DROP TABLE IF EXISTS nyc.demo_single_big_file

In [49]:
df_mock_dms_data.writeTo("nyc.demo_single_big_file").append()



In [50]:
%%sql

select count(*) from nyc.demo_single_big_file 

count(1)
2000


In [53]:
%%sql
WITH windowed_changes AS (
    SELECT
        op,
        uuid,
        updated_at,
        row_number() OVER (
            PARTITION BY uuid
            ORDER BY updated_at DESC) AS row_num
    FROM nyc.demo_single_big_file
),
mirror as (
    SELECT uuid, updated_at, op
    FROM windowed_changes WHERE row_num = 1 AND op != 'D'
)
select count(*) from mirror where op='U'

count(1)
1000


## Schema Evolution

Adding, dropping, renaming, or altering columns is easy and safe in Iceberg. In this example, we'll rename `fare_amount` to `fare` and `trip_distance` to `distance`. We'll also add a float column `fare_per_distance_unit` immediately after `distance`.

In [None]:
%%sql

ALTER TABLE nyc.taxis RENAME COLUMN fare_amount TO fare

In [None]:
%%sql

ALTER TABLE nyc.taxis RENAME COLUMN trip_distance TO distance

In [None]:
%%sql

ALTER TABLE nyc.taxis ALTER COLUMN distance COMMENT 'The elapsed trip distance in miles reported by the taximeter.'

In [None]:
%%sql

ALTER TABLE nyc.taxis ALTER COLUMN distance TYPE double;

In [None]:
%%sql

ALTER TABLE nyc.taxis ALTER COLUMN distance AFTER fare;

In [None]:
%%sql

ALTER TABLE nyc.taxis
ADD COLUMN fare_per_distance_unit float AFTER distance

Let's update the new `fare_per_distance_unit` to equal `fare` divided by `distance`.

In [None]:
%%sql

UPDATE nyc.taxis
SET fare_per_distance_unit = fare/distance

In [None]:
%%sql

SELECT
VendorID
,tpep_pickup_datetime
,tpep_dropoff_datetime
,fare
,distance
,fare_per_distance_unit
FROM nyc.taxis

## Expressive SQL for Row Level Changes
With Iceberg tables, `DELETE` queries can be used to perform row-level deletes. This is as simple as providing the table name and a `WHERE` predicate. If the filter matches an entire partition of the table, Iceberg will intelligently perform a metadata-only operation where it simply deletes the metadata for that partition.
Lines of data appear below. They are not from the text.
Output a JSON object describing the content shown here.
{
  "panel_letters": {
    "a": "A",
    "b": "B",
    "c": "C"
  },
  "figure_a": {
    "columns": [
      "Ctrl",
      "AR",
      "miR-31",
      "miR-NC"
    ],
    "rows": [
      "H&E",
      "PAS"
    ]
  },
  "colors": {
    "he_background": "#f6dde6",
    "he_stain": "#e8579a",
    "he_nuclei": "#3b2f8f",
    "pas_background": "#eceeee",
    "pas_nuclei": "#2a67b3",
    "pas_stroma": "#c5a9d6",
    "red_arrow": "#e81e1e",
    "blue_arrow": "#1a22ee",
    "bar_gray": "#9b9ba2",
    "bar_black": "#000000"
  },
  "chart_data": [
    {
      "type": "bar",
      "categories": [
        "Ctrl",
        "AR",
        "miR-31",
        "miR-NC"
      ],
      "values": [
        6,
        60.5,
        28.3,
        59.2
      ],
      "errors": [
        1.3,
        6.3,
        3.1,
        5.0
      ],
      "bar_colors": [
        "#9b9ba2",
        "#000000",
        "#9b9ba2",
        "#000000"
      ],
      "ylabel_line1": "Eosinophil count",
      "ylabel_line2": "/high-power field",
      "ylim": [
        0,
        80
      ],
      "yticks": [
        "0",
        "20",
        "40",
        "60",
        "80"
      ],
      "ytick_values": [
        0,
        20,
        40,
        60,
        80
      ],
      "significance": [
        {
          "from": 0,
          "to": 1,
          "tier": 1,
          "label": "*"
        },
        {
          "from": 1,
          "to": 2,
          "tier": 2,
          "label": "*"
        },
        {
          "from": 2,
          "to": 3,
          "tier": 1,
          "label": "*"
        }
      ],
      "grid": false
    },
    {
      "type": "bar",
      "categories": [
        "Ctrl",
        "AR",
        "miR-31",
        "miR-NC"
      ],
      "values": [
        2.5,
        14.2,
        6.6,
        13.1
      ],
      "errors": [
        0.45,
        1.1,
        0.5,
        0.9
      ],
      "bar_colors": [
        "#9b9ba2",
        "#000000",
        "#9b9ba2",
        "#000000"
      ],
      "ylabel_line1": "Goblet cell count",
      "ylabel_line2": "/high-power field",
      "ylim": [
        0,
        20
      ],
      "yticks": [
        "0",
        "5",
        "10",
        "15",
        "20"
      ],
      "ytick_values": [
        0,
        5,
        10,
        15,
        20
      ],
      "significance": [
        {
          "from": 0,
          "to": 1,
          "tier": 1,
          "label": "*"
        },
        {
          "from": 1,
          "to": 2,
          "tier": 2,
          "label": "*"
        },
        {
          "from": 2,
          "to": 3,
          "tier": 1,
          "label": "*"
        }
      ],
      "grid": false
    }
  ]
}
Let's perform a row-level delete for all rows that have a `fare_per_distance_unit` greater than 4 or a `distance` greater than 2. This should leave us with relatively short trips that have a relatively high fare per distance traveled.

In [None]:
%%sql

DELETE FROM nyc.taxis
WHERE fare_per_distance_unit > 4.0 OR distance > 2.0

There are some fares that have a `null` for `fare_per_distance_unit` due to the distance being `0`. Let's remove those as well.

In [None]:
%%sql

DELETE FROM nyc.taxis
WHERE fare_per_distance_unit is null

In [None]:
%%sql

SELECT
VendorID
,tpep_pickup_datetime
,tpep_dropoff_datetime
,fare
,distance
,fare_per_distance_unit
FROM nyc.taxis

In [None]:
%%sql

SELECT COUNT(*) as cnt
FROM nyc.taxis

## Partitioning

A table’s partitioning can be updated in place and applied only to newly written data. Query plans are then split, using the old partition scheme for data written before the partition scheme was changed, and using the new partition scheme for data written after. People querying the table don’t even have to be aware of this split. Simple predicates in WHERE clauses are automatically converted to partition filters that prune out files with no matches. This is what’s referred to in Iceberg as *Hidden Partitioning*.

In [None]:
%%sql

ALTER TABLE nyc.taxis
ADD PARTITION FIELD VendorID

## Metadata Tables

Iceberg tables contain very rich metadata that can be easily queried. For example, you can retrieve the manifest list for any snapshot, simply by querying the table's `snapshots` table.

In [None]:
%%sql

SELECT snapshot_id, manifest_list
FROM nyc.taxis.snapshots

The `files` table contains loads of information on data files, including column level statistics such as null counts, lower bounds, and upper bounds.

In [None]:
%%sql

SELECT file_path, file_format, record_count, null_value_counts, lower_bounds, upper_bounds
FROM nyc.taxis.files

## Time Travel

The history table lists all snapshots and which parent snapshot they derive from. The `is_current_ancestor` flag let's you know if a snapshot is part of the linear history of the current snapshot of the table.

In [None]:
%%sql

SELECT *
FROM nyc.taxis.history

You can time-travel by altering the `current-snapshot-id` property of the table to reference any snapshot in the table's history. Let's revert the table to it's original state by traveling to the very first snapshot ID.

In [None]:
%%sql --var df

SELECT *
FROM nyc.taxis.history

In [None]:
original_snapshot = df.head().snapshot_id
spark.sql(f"CALL system.rollback_to_snapshot('nyc.taxis', {original_snapshot})")
original_snapshot

In [None]:
%%sql

SELECT
VendorID
,tpep_pickup_datetime
,tpep_dropoff_datetime
,fare
,distance
,fare_per_distance_unit
FROM nyc.taxis

Another look at the history table shows that the original state of the table has been added as a new entry
with the original snapshot ID.

In [None]:
%%sql

SELECT *
FROM nyc.taxis.history

In [None]:
%%sql

SELECT COUNT(*) as cnt
FROM nyc.taxis